Soal rasa, jangan ditanya; pasti membuat ketagihan. Sebuah roti bakar dengan topping bervariasi, seperti cokelat, stroberi, keju, kornet, dan kacang. Istimewanya, roti tersebut merupakan hasil olahan sendiri. Dijamin renyah, bebas pengawet, serta terjaga kebersihannya.

2. Sate Padang Ajo Ramon

Sate Padang Ajo Ramon


Sate Padang Ajo Ramon; kuliner berbahan daging dengan bumbu khas Minang. Rasanya itu lho, menyesap sampai ke dalam lidah. Disajikan bersama kuah kental yang sangat gurih. Kelezatannya ternyata tak sampai di situ, apalagi saat ditaburi kerupuk renyah. Kalau penasaran, sambangi alamatnya di Gunung Sahari, Cikajang Raya, atau Pejaten Raya.

3. Kuliner Pecenongan

Kuliner Pecenongan


Ingin mencoba wisata kuliner malam? Kawasan Pecenongan memberikan sajian komplet mulai sore hingga dini hari. Hampir semua jenis makanan tersedia di sana, seperti seafood, martabak, chinese food, dan beberapa menu lokal.

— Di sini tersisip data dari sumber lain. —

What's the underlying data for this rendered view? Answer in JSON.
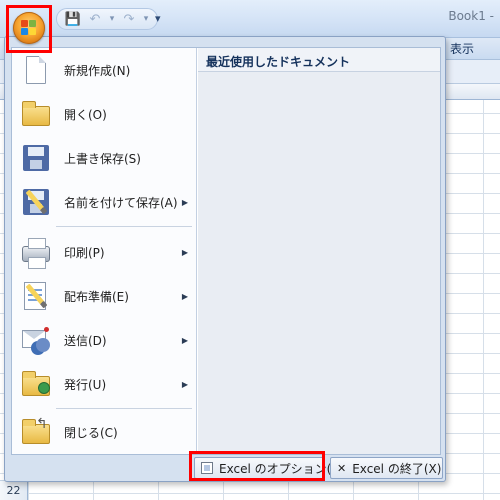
{
  "window": {
    "title": "Book1 -"
  },
  "ribbon": {
    "visible_tab": "表示"
  },
  "quick_access": {
    "save_icon": "save-icon",
    "undo_icon": "undo-icon",
    "redo_icon": "redo-icon",
    "more": "▾"
  },
  "sheet": {
    "visible_row_number": "22"
  },
  "office_menu": {
    "items": [
      {
        "label": "新規作成(N)",
        "icon": "new-document-icon",
        "has_submenu": false
      },
      {
        "label": "開く(O)",
        "icon": "open-folder-icon",
        "has_submenu": false
      },
      {
        "label": "上書き保存(S)",
        "icon": "save-disk-icon",
        "has_submenu": false
      },
      {
        "label": "名前を付けて保存(A)",
        "icon": "save-as-icon",
        "has_submenu": true
      },
      {
        "label": "印刷(P)",
        "icon": "printer-icon",
        "has_submenu": true
      },
      {
        "label": "配布準備(E)",
        "icon": "prepare-icon",
        "has_submenu": true
      },
      {
        "label": "送信(D)",
        "icon": "send-icon",
        "has_submenu": true
      },
      {
        "label": "発行(U)",
        "icon": "publish-icon",
        "has_submenu": true
      },
      {
        "label": "閉じる(C)",
        "icon": "close-folder-icon",
        "has_submenu": false
      }
    ],
    "recent_documents_title": "最近使用したドキュメント",
    "options_button": "Excel のオプション(I)",
    "exit_button": "Excel の終了(X)"
  },
  "highlight_color": "#ff0000"
}
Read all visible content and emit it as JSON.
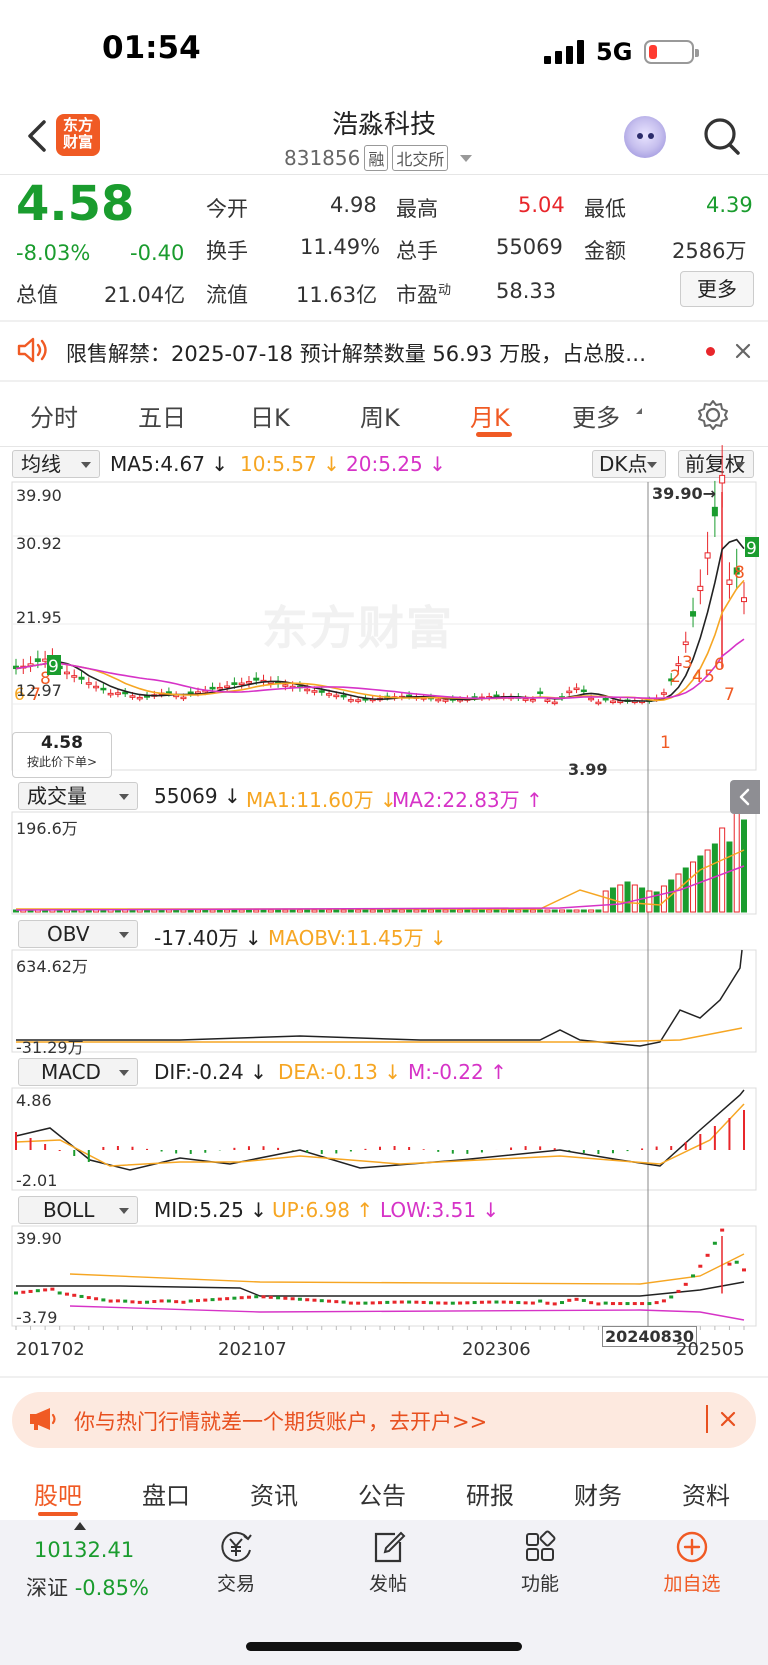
{
  "status_bar": {
    "time": "01:54",
    "network": "5G"
  },
  "header": {
    "logo_text": "东方财富",
    "stock_name": "浩淼科技",
    "code": "831856",
    "tag_margin": "融",
    "tag_exchange": "北交所"
  },
  "quote": {
    "price": "4.58",
    "change_pct": "-8.03%",
    "change_amt": "-0.40",
    "open_label": "今开",
    "open": "4.98",
    "high_label": "最高",
    "high": "5.04",
    "low_label": "最低",
    "low": "4.39",
    "turnover_label": "换手",
    "turnover": "11.49%",
    "volume_label": "总手",
    "volume": "55069",
    "amount_label": "金额",
    "amount": "2586万",
    "mktcap_label": "总值",
    "mktcap": "21.04亿",
    "float_label": "流值",
    "float": "11.63亿",
    "pe_label": "市盈",
    "pe_sup": "动",
    "pe": "58.33",
    "more": "更多"
  },
  "notice": {
    "text": "限售解禁：2025-07-18 预计解禁数量 56.93 万股，占总股…"
  },
  "tabs": [
    "分时",
    "五日",
    "日K",
    "周K",
    "月K",
    "更多"
  ],
  "active_tab": "月K",
  "kline": {
    "ma_select": "均线",
    "ma5": "MA5:4.67",
    "ma10": "10:5.57",
    "ma20": "20:5.25",
    "dk": "DK点",
    "adjust": "前复权",
    "y_labels": [
      "39.90",
      "30.92",
      "21.95",
      "12.97"
    ],
    "max_note": "39.90→",
    "min_note": "3.99",
    "price_tip": "4.58",
    "price_tip_sub": "按此价下单>",
    "watermark": "东方财富",
    "marks": [
      "6",
      "7",
      "8",
      "9",
      "1",
      "2",
      "3",
      "4",
      "5",
      "6",
      "7",
      "8",
      "9"
    ]
  },
  "volume_panel": {
    "select": "成交量",
    "value": "55069",
    "ma1": "MA1:11.60万",
    "ma2": "MA2:22.83万",
    "top": "196.6万"
  },
  "obv_panel": {
    "select": "OBV",
    "value": "-17.40万",
    "ma": "MAOBV:11.45万",
    "top": "634.62万",
    "bottom": "-31.29万"
  },
  "macd_panel": {
    "select": "MACD",
    "dif": "DIF:-0.24",
    "dea": "DEA:-0.13",
    "m": "M:-0.22",
    "top": "4.86",
    "bottom": "-2.01"
  },
  "boll_panel": {
    "select": "BOLL",
    "mid": "MID:5.25",
    "up": "UP:6.98",
    "low": "LOW:3.51",
    "top": "39.90",
    "bottom": "-3.79"
  },
  "x_axis": [
    "201702",
    "202107",
    "202306",
    "20240830",
    "202505"
  ],
  "banner": {
    "text": "你与热门行情就差一个期货账户，去开户>>"
  },
  "bottom_tabs": [
    "股吧",
    "盘口",
    "资讯",
    "公告",
    "研报",
    "财务",
    "资料"
  ],
  "active_bottom_tab": "股吧",
  "nav": {
    "index_value": "10132.41",
    "index_name": "深证",
    "index_change": "-0.85%",
    "items": [
      "交易",
      "发帖",
      "功能",
      "加自选"
    ]
  },
  "colors": {
    "up": "#e8262b",
    "down": "#1a9c2e",
    "accent": "#f05a24",
    "ma10": "#f6a623",
    "ma20": "#d633c7"
  },
  "chart_data": {
    "type": "candlestick",
    "period": "monthly",
    "x_labels": [
      "201702",
      "202107",
      "202306",
      "20240830",
      "202505"
    ],
    "price_range": [
      3.99,
      39.9
    ],
    "last_close": 4.58,
    "highest": 39.9,
    "lowest": 3.99,
    "ma": {
      "MA5": 4.67,
      "MA10": 5.57,
      "MA20": 5.25
    },
    "volume": {
      "last": 55069,
      "MA1": "11.60万",
      "MA2": "22.83万",
      "max": "196.6万"
    },
    "obv": {
      "last": "-17.40万",
      "MAOBV": "11.45万",
      "max": "634.62万",
      "min": "-31.29万"
    },
    "macd": {
      "DIF": -0.24,
      "DEA": -0.13,
      "M": -0.22,
      "max": 4.86,
      "min": -2.01
    },
    "boll": {
      "MID": 5.25,
      "UP": 6.98,
      "LOW": 3.51,
      "max": 39.9,
      "min": -3.79
    }
  }
}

Sangat mudah menemukan tempat makan ini. Letaknya sekitar 100 meter dari Halte Juanda. Sebuah gapura akan menjadi penanda bahwa Anda sudah tiba di lokasi kuliner Pecenongan. Jika diteruskan berjalan dari sini, Anda bisa menjumpai beberapa hotel mewah.

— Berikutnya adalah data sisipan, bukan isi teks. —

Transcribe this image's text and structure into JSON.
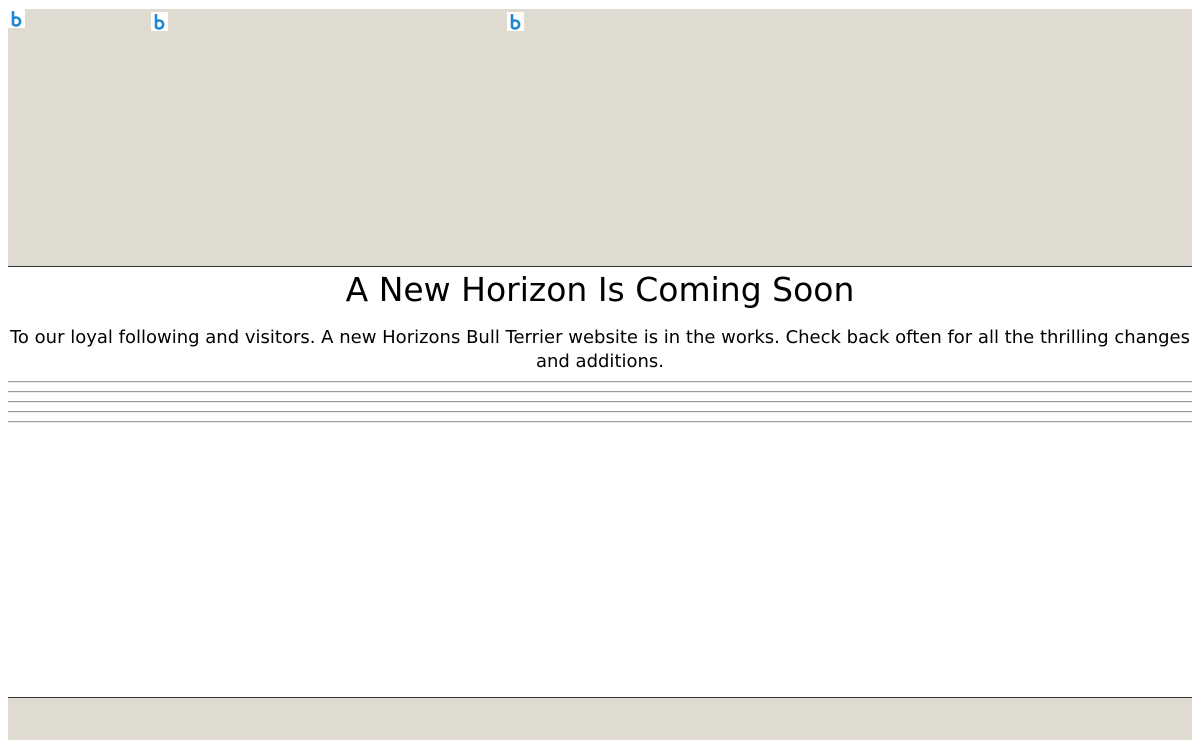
{
  "header": {
    "images": [
      {
        "icon": "broken-image-b-icon",
        "color": "#1e88d2"
      },
      {
        "icon": "broken-image-b-icon",
        "color": "#1e88d2"
      },
      {
        "icon": "broken-image-b-icon",
        "color": "#1e88d2"
      }
    ],
    "background": "#dfdbd0"
  },
  "main": {
    "headline": "A New Horizon Is Coming Soon",
    "intro": "To our loyal following and visitors. A new Horizons Bull Terrier website is in the works. Check back often for all the thrilling changes and additions."
  },
  "dividers": {
    "count": 5,
    "color": "#9a9a9a"
  },
  "footer": {
    "background": "#dfdbd0"
  }
}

4. Bubur Ayam BCA Kelapa Gading

Bubur Ayam BCA


Alangkah beruntung para penghuni Kelapa Gading karena mudah menyambangi tempat makan ini. Menu bubur ayamnya sangat menggoda; lezat tak tertandingi. Dengan topping bervariasi dan campuran kuah kuning, rasanya semakin menggigit, apalagi harganya murah; hanya Rp 12.000 per porsi.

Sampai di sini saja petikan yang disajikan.